Open ankitmcw opened 1 month ago

ankitmcw commented 1 month ago

For yolox dark5 module, conv4 is giving low pcc. Currently switching back that conv to fallback.

Unit test parameters

Layers:
self.c4 = nn.Conv2d(768, 384, kernel_size=1, stride=1, bias=False)
self.b4 = nn.BatchNorm2d(384, eps=0.001, momentum=0.03, affine=True, track_running_stats=True)
self.silu = nn.SiLU(inplace=True)

Input shape: (1, 768, 20, 20)

We get PCC = 0.09308027049331724, when output of conv3 is stored and passed to the above conv.

To reproduce, checkout to branch ankit/yolox_dark5_conv4_unittest

Run below command to generate the inputs for test_dar5_conv4 file.
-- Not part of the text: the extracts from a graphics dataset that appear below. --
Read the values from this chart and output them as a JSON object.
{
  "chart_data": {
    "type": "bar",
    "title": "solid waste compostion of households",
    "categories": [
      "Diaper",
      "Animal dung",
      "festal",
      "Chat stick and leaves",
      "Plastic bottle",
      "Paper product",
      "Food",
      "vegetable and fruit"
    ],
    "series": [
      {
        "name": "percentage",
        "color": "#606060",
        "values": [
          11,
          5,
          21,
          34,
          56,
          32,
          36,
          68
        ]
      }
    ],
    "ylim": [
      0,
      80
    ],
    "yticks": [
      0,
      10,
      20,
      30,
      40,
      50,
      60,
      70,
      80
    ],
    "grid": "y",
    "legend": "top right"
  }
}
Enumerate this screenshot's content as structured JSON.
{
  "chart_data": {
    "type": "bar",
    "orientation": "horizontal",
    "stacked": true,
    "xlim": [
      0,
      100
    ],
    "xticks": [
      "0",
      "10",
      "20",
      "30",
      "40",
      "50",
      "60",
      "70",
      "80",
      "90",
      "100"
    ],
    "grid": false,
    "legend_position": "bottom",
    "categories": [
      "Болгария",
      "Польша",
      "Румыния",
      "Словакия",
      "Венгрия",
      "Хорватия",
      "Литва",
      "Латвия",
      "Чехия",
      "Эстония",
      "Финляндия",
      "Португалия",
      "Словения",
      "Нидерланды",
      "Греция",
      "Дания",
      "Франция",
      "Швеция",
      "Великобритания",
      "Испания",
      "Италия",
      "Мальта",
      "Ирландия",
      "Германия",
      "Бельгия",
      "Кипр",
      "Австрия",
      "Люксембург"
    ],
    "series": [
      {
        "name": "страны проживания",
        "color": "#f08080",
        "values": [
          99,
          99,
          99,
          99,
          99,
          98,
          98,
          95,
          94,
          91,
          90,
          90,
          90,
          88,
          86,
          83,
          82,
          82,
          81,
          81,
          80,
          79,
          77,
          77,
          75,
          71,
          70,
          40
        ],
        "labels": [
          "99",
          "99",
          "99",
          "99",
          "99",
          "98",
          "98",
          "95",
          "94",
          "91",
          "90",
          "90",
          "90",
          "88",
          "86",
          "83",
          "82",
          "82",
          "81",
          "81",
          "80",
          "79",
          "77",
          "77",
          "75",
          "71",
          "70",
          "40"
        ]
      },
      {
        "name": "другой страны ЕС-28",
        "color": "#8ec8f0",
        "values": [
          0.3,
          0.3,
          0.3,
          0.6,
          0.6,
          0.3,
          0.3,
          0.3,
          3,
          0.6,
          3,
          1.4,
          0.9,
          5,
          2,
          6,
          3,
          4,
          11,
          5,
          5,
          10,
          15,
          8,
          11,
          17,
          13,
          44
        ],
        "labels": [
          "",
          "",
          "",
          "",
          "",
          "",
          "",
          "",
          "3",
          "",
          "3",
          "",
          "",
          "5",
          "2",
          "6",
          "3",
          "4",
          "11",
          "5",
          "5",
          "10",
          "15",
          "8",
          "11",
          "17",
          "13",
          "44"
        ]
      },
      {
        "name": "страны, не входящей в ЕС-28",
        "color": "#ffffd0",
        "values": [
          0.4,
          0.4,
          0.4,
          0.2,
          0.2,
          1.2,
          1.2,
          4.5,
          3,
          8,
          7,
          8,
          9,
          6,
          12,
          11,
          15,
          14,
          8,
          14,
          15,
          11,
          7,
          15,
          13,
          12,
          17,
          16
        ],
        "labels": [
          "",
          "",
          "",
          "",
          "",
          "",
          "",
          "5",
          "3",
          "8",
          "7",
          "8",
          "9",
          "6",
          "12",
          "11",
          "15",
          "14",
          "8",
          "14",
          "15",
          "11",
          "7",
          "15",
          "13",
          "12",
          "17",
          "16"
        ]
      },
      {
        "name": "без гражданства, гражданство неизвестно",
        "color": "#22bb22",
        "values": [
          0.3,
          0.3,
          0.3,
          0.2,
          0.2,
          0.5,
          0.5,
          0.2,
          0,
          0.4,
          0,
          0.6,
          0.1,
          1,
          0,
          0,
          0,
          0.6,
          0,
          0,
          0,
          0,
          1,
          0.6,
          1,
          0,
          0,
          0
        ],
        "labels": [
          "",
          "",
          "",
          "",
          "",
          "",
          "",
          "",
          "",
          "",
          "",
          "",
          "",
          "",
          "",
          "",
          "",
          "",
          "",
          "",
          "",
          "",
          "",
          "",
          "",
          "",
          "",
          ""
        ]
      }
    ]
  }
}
pytest tests/ttnn/integration_tests/yolox_m/test_ttnn_dark5.py

Then run the below command to test the particular combination of ops,

pytest tests/ttnn/integration_tests/yolox_m/test_dark5_conv4.py 

Note: Make sure you have yolox_m.pth file in tests/ttnn/integration_tests/yolox_m/ path.
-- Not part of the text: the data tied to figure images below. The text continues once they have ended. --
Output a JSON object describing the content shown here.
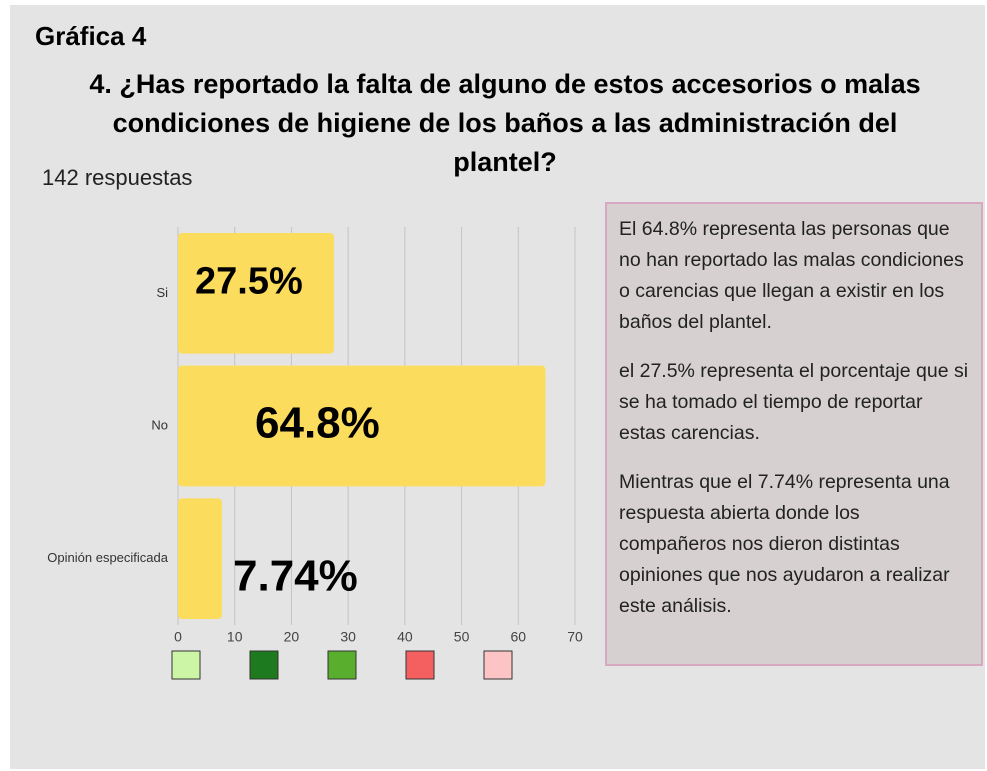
{
  "chart_data": {
    "type": "bar",
    "orientation": "horizontal",
    "label": "Gráfica 4",
    "title": "4.  ¿Has reportado la falta de alguno de estos accesorios o malas condiciones de higiene de los baños a las administración del plantel?",
    "subtitle": "142 respuestas",
    "categories": [
      "Si",
      "No",
      "Opinión especificada"
    ],
    "values": [
      27.5,
      64.8,
      7.74
    ],
    "value_labels": [
      "27.5%",
      "64.8%",
      "7.74%"
    ],
    "color": "#fcdc5c",
    "xlim": [
      0,
      70
    ],
    "xticks": [
      0,
      10,
      20,
      30,
      40,
      50,
      60,
      70
    ],
    "grid": true,
    "swatch_colors": [
      "#ccf5a6",
      "#1e7a1e",
      "#5aae2e",
      "#f46060",
      "#fcc4c4"
    ],
    "notes": [
      "El 64.8%  representa las personas que no han reportado las malas condiciones o carencias que llegan a existir en los baños del plantel.",
      "el 27.5% representa el porcentaje que si se ha tomado el tiempo de reportar estas carencias.",
      "Mientras que el 7.74% representa una respuesta abierta donde los compañeros nos dieron distintas opiniones que nos ayudaron a realizar este análisis."
    ]
  }
}
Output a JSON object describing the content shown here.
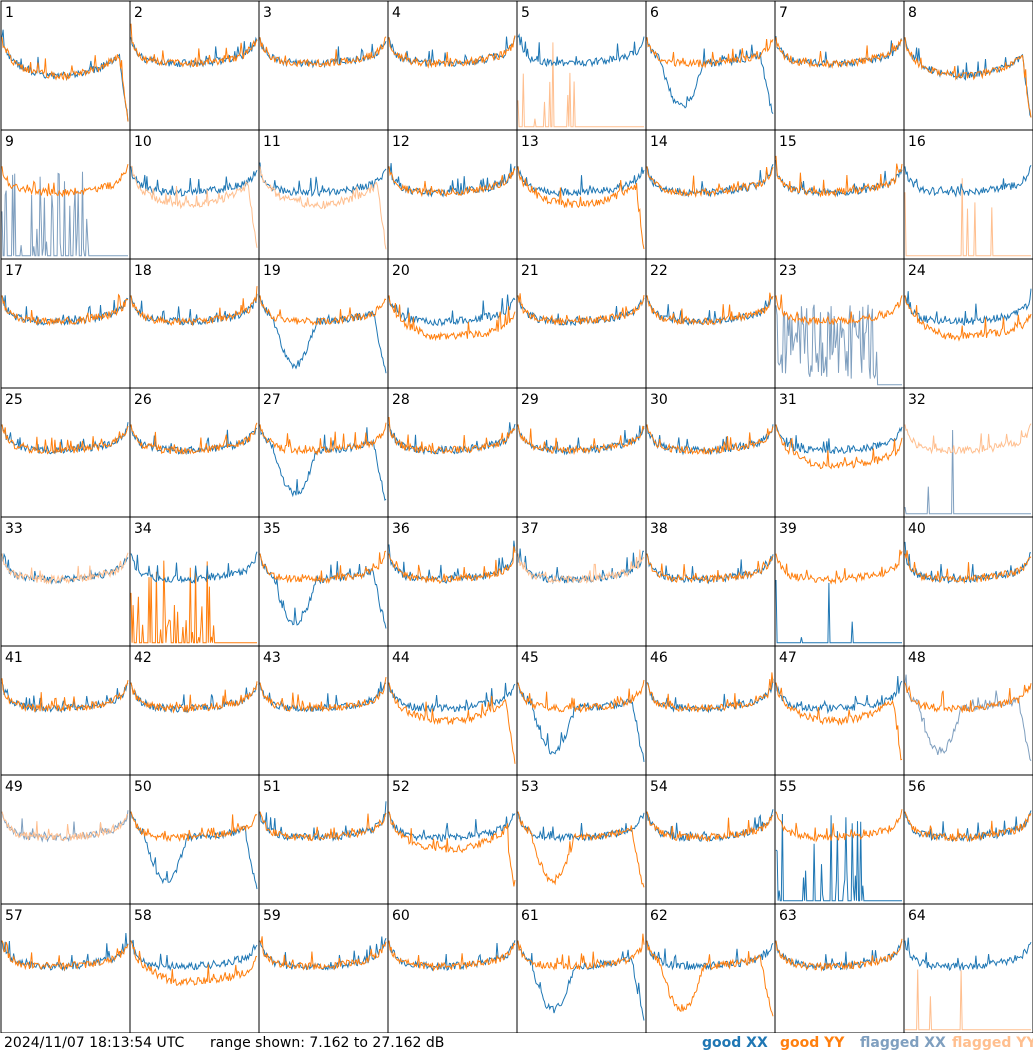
{
  "chart_data": {
    "type": "line",
    "description_of_layout": "8x8 grid of small spectra panels",
    "panel_count": 64,
    "panels": [
      {
        "id": "1",
        "profile": "edge",
        "xx": "good",
        "yy": "good",
        "xx_shape": "sag",
        "yy_shape": "sag"
      },
      {
        "id": "2",
        "profile": "bathtub",
        "xx": "good",
        "yy": "good"
      },
      {
        "id": "3",
        "profile": "bathtub",
        "xx": "good",
        "yy": "good"
      },
      {
        "id": "4",
        "profile": "bathtub",
        "xx": "good",
        "yy": "good"
      },
      {
        "id": "5",
        "profile": "bathtub",
        "xx": "good",
        "yy": "flagged",
        "yy_shape": "spike"
      },
      {
        "id": "6",
        "profile": "bathtub",
        "xx": "good",
        "yy": "good",
        "xx_shape": "dip"
      },
      {
        "id": "7",
        "profile": "bathtub",
        "xx": "good",
        "yy": "good"
      },
      {
        "id": "8",
        "profile": "edge",
        "xx": "good",
        "yy": "good",
        "xx_shape": "sag",
        "yy_shape": "sag"
      },
      {
        "id": "9",
        "profile": "bathtub",
        "xx": "flagged",
        "yy": "good",
        "xx_shape": "spikes"
      },
      {
        "id": "10",
        "profile": "bathtub",
        "xx": "good",
        "yy": "flagged",
        "yy_shape": "sag"
      },
      {
        "id": "11",
        "profile": "bathtub",
        "xx": "good",
        "yy": "flagged",
        "yy_shape": "sag"
      },
      {
        "id": "12",
        "profile": "bathtub",
        "xx": "good",
        "yy": "good"
      },
      {
        "id": "13",
        "profile": "bathtub",
        "xx": "good",
        "yy": "good",
        "yy_shape": "sag"
      },
      {
        "id": "14",
        "profile": "bathtub",
        "xx": "good",
        "yy": "good"
      },
      {
        "id": "15",
        "profile": "bathtub",
        "xx": "good",
        "yy": "good"
      },
      {
        "id": "16",
        "profile": "bathtub",
        "xx": "good",
        "yy": "flagged",
        "yy_shape": "spike"
      },
      {
        "id": "17",
        "profile": "bathtub",
        "xx": "good",
        "yy": "good"
      },
      {
        "id": "18",
        "profile": "bathtub",
        "xx": "good",
        "yy": "good"
      },
      {
        "id": "19",
        "profile": "bathtub",
        "xx": "good",
        "yy": "good",
        "xx_shape": "dip"
      },
      {
        "id": "20",
        "profile": "bathtub",
        "xx": "good",
        "yy": "good",
        "yy_shape": "lower"
      },
      {
        "id": "21",
        "profile": "bathtub",
        "xx": "good",
        "yy": "good"
      },
      {
        "id": "22",
        "profile": "bathtub",
        "xx": "good",
        "yy": "good"
      },
      {
        "id": "23",
        "profile": "bathtub",
        "xx": "flagged",
        "yy": "good",
        "xx_shape": "noise"
      },
      {
        "id": "24",
        "profile": "bathtub",
        "xx": "good",
        "yy": "good",
        "yy_shape": "lower"
      },
      {
        "id": "25",
        "profile": "bathtub",
        "xx": "good",
        "yy": "good"
      },
      {
        "id": "26",
        "profile": "bathtub",
        "xx": "good",
        "yy": "good"
      },
      {
        "id": "27",
        "profile": "bathtub",
        "xx": "good",
        "yy": "good",
        "xx_shape": "dip"
      },
      {
        "id": "28",
        "profile": "bathtub",
        "xx": "good",
        "yy": "good"
      },
      {
        "id": "29",
        "profile": "bathtub",
        "xx": "good",
        "yy": "good"
      },
      {
        "id": "30",
        "profile": "bathtub",
        "xx": "good",
        "yy": "good"
      },
      {
        "id": "31",
        "profile": "bathtub",
        "xx": "good",
        "yy": "good",
        "yy_shape": "lower"
      },
      {
        "id": "32",
        "profile": "bathtub",
        "xx": "flagged",
        "yy": "flagged",
        "xx_shape": "spike"
      },
      {
        "id": "33",
        "profile": "bathtub",
        "xx": "good",
        "yy": "flagged"
      },
      {
        "id": "34",
        "profile": "bathtub",
        "xx": "good",
        "yy": "good",
        "yy_shape": "spikes"
      },
      {
        "id": "35",
        "profile": "bathtub",
        "xx": "good",
        "yy": "good",
        "xx_shape": "dip"
      },
      {
        "id": "36",
        "profile": "bathtub",
        "xx": "good",
        "yy": "good"
      },
      {
        "id": "37",
        "profile": "bathtub",
        "xx": "good",
        "yy": "flagged"
      },
      {
        "id": "38",
        "profile": "bathtub",
        "xx": "good",
        "yy": "good"
      },
      {
        "id": "39",
        "profile": "bathtub",
        "xx": "good",
        "yy": "good",
        "xx_shape": "spike"
      },
      {
        "id": "40",
        "profile": "bathtub",
        "xx": "good",
        "yy": "good"
      },
      {
        "id": "41",
        "profile": "bathtub",
        "xx": "good",
        "yy": "good"
      },
      {
        "id": "42",
        "profile": "bathtub",
        "xx": "good",
        "yy": "good"
      },
      {
        "id": "43",
        "profile": "bathtub",
        "xx": "good",
        "yy": "good"
      },
      {
        "id": "44",
        "profile": "bathtub",
        "xx": "good",
        "yy": "good",
        "yy_shape": "sag"
      },
      {
        "id": "45",
        "profile": "bathtub",
        "xx": "good",
        "yy": "good",
        "xx_shape": "dip"
      },
      {
        "id": "46",
        "profile": "bathtub",
        "xx": "good",
        "yy": "good"
      },
      {
        "id": "47",
        "profile": "bathtub",
        "xx": "good",
        "yy": "good",
        "yy_shape": "sag"
      },
      {
        "id": "48",
        "profile": "bathtub",
        "xx": "flagged",
        "yy": "good",
        "xx_shape": "dip"
      },
      {
        "id": "49",
        "profile": "bathtub",
        "xx": "flagged",
        "yy": "flagged"
      },
      {
        "id": "50",
        "profile": "bathtub",
        "xx": "good",
        "yy": "good",
        "xx_shape": "dip"
      },
      {
        "id": "51",
        "profile": "bathtub",
        "xx": "good",
        "yy": "good"
      },
      {
        "id": "52",
        "profile": "bathtub",
        "xx": "good",
        "yy": "good",
        "yy_shape": "sag"
      },
      {
        "id": "53",
        "profile": "bathtub",
        "xx": "good",
        "yy": "good",
        "yy_shape": "dip"
      },
      {
        "id": "54",
        "profile": "bathtub",
        "xx": "good",
        "yy": "good"
      },
      {
        "id": "55",
        "profile": "bathtub",
        "xx": "good",
        "yy": "good",
        "xx_shape": "spikes"
      },
      {
        "id": "56",
        "profile": "bathtub",
        "xx": "good",
        "yy": "good"
      },
      {
        "id": "57",
        "profile": "bathtub",
        "xx": "good",
        "yy": "good"
      },
      {
        "id": "58",
        "profile": "bathtub",
        "xx": "good",
        "yy": "good",
        "yy_shape": "lower"
      },
      {
        "id": "59",
        "profile": "bathtub",
        "xx": "good",
        "yy": "good"
      },
      {
        "id": "60",
        "profile": "bathtub",
        "xx": "good",
        "yy": "good"
      },
      {
        "id": "61",
        "profile": "bathtub",
        "xx": "good",
        "yy": "good",
        "xx_shape": "dip"
      },
      {
        "id": "62",
        "profile": "bathtub",
        "xx": "good",
        "yy": "good",
        "yy_shape": "dip"
      },
      {
        "id": "63",
        "profile": "bathtub",
        "xx": "good",
        "yy": "good"
      },
      {
        "id": "64",
        "profile": "bathtub",
        "xx": "good",
        "yy": "flagged",
        "yy_shape": "spike"
      }
    ],
    "ylim": [
      7.162,
      27.162
    ],
    "y_unit": "dB",
    "legend_placement": "bottom-right"
  },
  "colors": {
    "good_xx": "#1f77b4",
    "good_yy": "#ff7f0e",
    "flagged_xx": "#7f9fbf",
    "flagged_yy": "#ffbf8f"
  },
  "footer": {
    "timestamp": "2024/11/07 18:13:54 UTC",
    "range_text": "range shown: 7.162 to 27.162 dB",
    "legend_good_xx": "good XX",
    "legend_good_yy": "good YY",
    "legend_flagged_xx": "flagged XX",
    "legend_flagged_yy": "flagged YY"
  }
}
dvartaniansTT commented 2 weeks ago

@ankitmcw and @saichandax please note the mentioned lines to comment don't actually exist:

"uncommennt line 78-80 in models/experimental/functional_yolox_m/reference/dark5.py"

Please double check this issue and update it.

punithsekar commented 2 weeks ago

Thank you, @dvartaniansTT for the comments. I have updated the issue description and the unit test branch.